На следующий день Родосвет пришел к Ольгерду и долго с ним о чем-то разговаривал. Длинные черные волосы, словно снегом, прибитые ранней сединой, покрывали ворот медвежьей шубы, которая была одной из отличительных черт волхва. Недаром в народе говорили — волхв среди людей что бер. Они с отцом были знакомы давно, еще со времен своей юности, вместе участвовали не в одной битве и были братьями по оружию, что у славян ценится паче даже кровных уз. Наконец Ольгерд позвал сына и спросил его:

— Пойдешь ли в ученичество к Родосвету? Желаешь стать волхвом?

Ягайло посмотрел на гостя, затем на своего отца и тихо сказал:

— Ты знаешь ответ.

С этого дня началось его обучение. Родосвет стал учить мальчика древним преданиям, обычаям и обрядам, волошбе и звездознатству, боевой магии и волховским радениям. В четырнадцать лет он уже мог путешествовать ведогоном, словно черный вран, скользя по самой кромке, и уже не ясно было, где заканчивается этот свет и начинается иномирье.

Однажды, занимаясь техникой работы с мечом, он спросил Родосвета:

— А правда ли говорят, что в бою волхв оборачивается хортом рыскучим, а то и самим могучим бером и тогда никто не может одолеть его?

Родосвет подошел к нему, взял меч из его рук и улыбнулся, глядя на блестящую вороненную сталь, играющую на солнце слепящими глаза яркими бликами. Резко повернул запястье и клинок, описав окружность, снова уперся острием в высокое северное небо.

— Нет. Воин идет в бой, влекомый чувством долга, отвагой и честью ради славы, волхв же вступает в битву чтобы снискать силу Родных богов, обретая ее, он становится непобедимым. Ну а коли одет он был в шкуру хорта, а тем паче в шкуру бера, то cупротивники его и считают, что бились со зверями лесными.

Волхв рассмеялся. C высоты прожитых лет многое кажется не таким уж и важным, как когда-то в молодости, обретаемое теряет свою ценность и жажда утоляется одним глотком воды.

— Молодость ищет силу, Ягайло, мудрый стягает ведание и становится подобен книге, в которой собраны знания многих, живших прежде.

— А в Ведах святых все ли ответы на все вопросы людские писаны?

— Веды не отвечают на вопросы, Ягайло, Веды учат их задавать, ибо у каждого свой путь, Богами Родными уготовленный и все, что я могу — это помочь сделать тебе первый шаг.
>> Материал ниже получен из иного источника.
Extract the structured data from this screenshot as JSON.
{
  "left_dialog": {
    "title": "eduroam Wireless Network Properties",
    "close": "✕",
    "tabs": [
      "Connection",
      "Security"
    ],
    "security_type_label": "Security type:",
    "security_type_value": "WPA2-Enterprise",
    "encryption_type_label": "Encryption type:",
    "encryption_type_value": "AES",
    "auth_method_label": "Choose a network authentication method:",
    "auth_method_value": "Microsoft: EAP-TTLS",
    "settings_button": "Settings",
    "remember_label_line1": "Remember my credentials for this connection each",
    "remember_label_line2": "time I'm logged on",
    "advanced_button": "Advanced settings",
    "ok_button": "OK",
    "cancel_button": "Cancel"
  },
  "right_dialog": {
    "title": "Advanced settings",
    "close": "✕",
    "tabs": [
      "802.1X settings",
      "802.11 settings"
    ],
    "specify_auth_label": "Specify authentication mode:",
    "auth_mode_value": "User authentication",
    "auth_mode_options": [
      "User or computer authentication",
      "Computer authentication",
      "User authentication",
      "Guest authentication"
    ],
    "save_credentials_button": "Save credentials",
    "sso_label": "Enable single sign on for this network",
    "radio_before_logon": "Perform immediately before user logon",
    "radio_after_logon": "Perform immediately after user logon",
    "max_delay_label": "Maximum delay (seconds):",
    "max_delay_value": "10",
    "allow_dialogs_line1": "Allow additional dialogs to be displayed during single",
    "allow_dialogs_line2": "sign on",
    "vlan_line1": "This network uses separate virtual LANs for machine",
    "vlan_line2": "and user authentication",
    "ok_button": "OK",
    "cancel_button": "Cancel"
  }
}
И юноша снова с благоговением открывал эти книги и словно бы погружался во времена Буса и Трояновы века, бился вместе с Атиллой в его походах на вечерние земли и уходил из Семиречья с самим Арием Старым. И не рвалась связь времен, натянутая, словно нить, до предела и избранные несли Слово из самой глубины веков потомкам своим и жизнь продолжалась.

Однажды осенью Родосвет велел своему ученику приготовить провизии на три дня пути, соответствующую одежду для небольшого путешествия и следующим утром они покинули Полагену.

— Пойдем к Черной горе, — сказал он.

Солнце вставало огромным ярко-красным исполином со стороны, где лежала далекая Русь, лес полыхал безбрежной погребальной крадой, раскинувшейся, словно крылья могучего Алконоста, почти на всю Вселенную. Еле заметная тропа вела путников через, казалось, бесконечные гиблые болота, сквозь непролазные топи, и дальше, на восход солнца, вглубь дремучих лесов, в земли, где издревле живет чудь белоглазая. Там начиналась земля Велеса.

К вечеру третьего дня были на месте. Лес расступился, и на поляне, окруженной вековыми деревьями, Ягайло увидел капище, такое, какое не видывал он отродясь. Посередине стоял чур, выкрашенный черной краской, изображающий старика с серпом в правой руке, которой он срезал людские головы, и с палкой в левой, которой он ворошил обгоревшие кости, на плече его сидел черный вран с железным клювом. Перед ним стоял жертвенник, забрызганный уже почерневшей кровью, в котором горел огонь, и на столбе, вкопанном позади него, был прибит большой бычий череп. Юноша был в полном замешательстве, мрачная неотвратимость и, казалось, сам дух смерти витал над этим местом, которое было больше похоже на жальник, чем на капище Родных Богов.

— Родосвет, где мы? — тихо спросил юноша.

— Это капище Чернобога, бога смерти, жатвы и разрушения, — волхв повернулся к нему и внимательно посмотрел на него, — Ягайло, чти Родных богов, Светлых и Темных, ибо без тьмы нет света, без смерти нет жизни и без жертвы нет искупления. Семя, пророщенное в земле, умерев, рано или поздно принесет урожай. Истина дается только достойным, от остальных же она скрыта предвечной Тьмой, которая испытует тех, кто дерзнул постичь ее. Там, за этой Тьмой, высоко-высоко в небе, горит вечное солнце и струится сверху неведомый свет, который паче света белого. Там неведомые чертоги Родовы. Ведомо это только лишь радарям Марены Темной, ибо только тот, кто не устрашится самой Смерти, сможет увидеть Ее улыбку.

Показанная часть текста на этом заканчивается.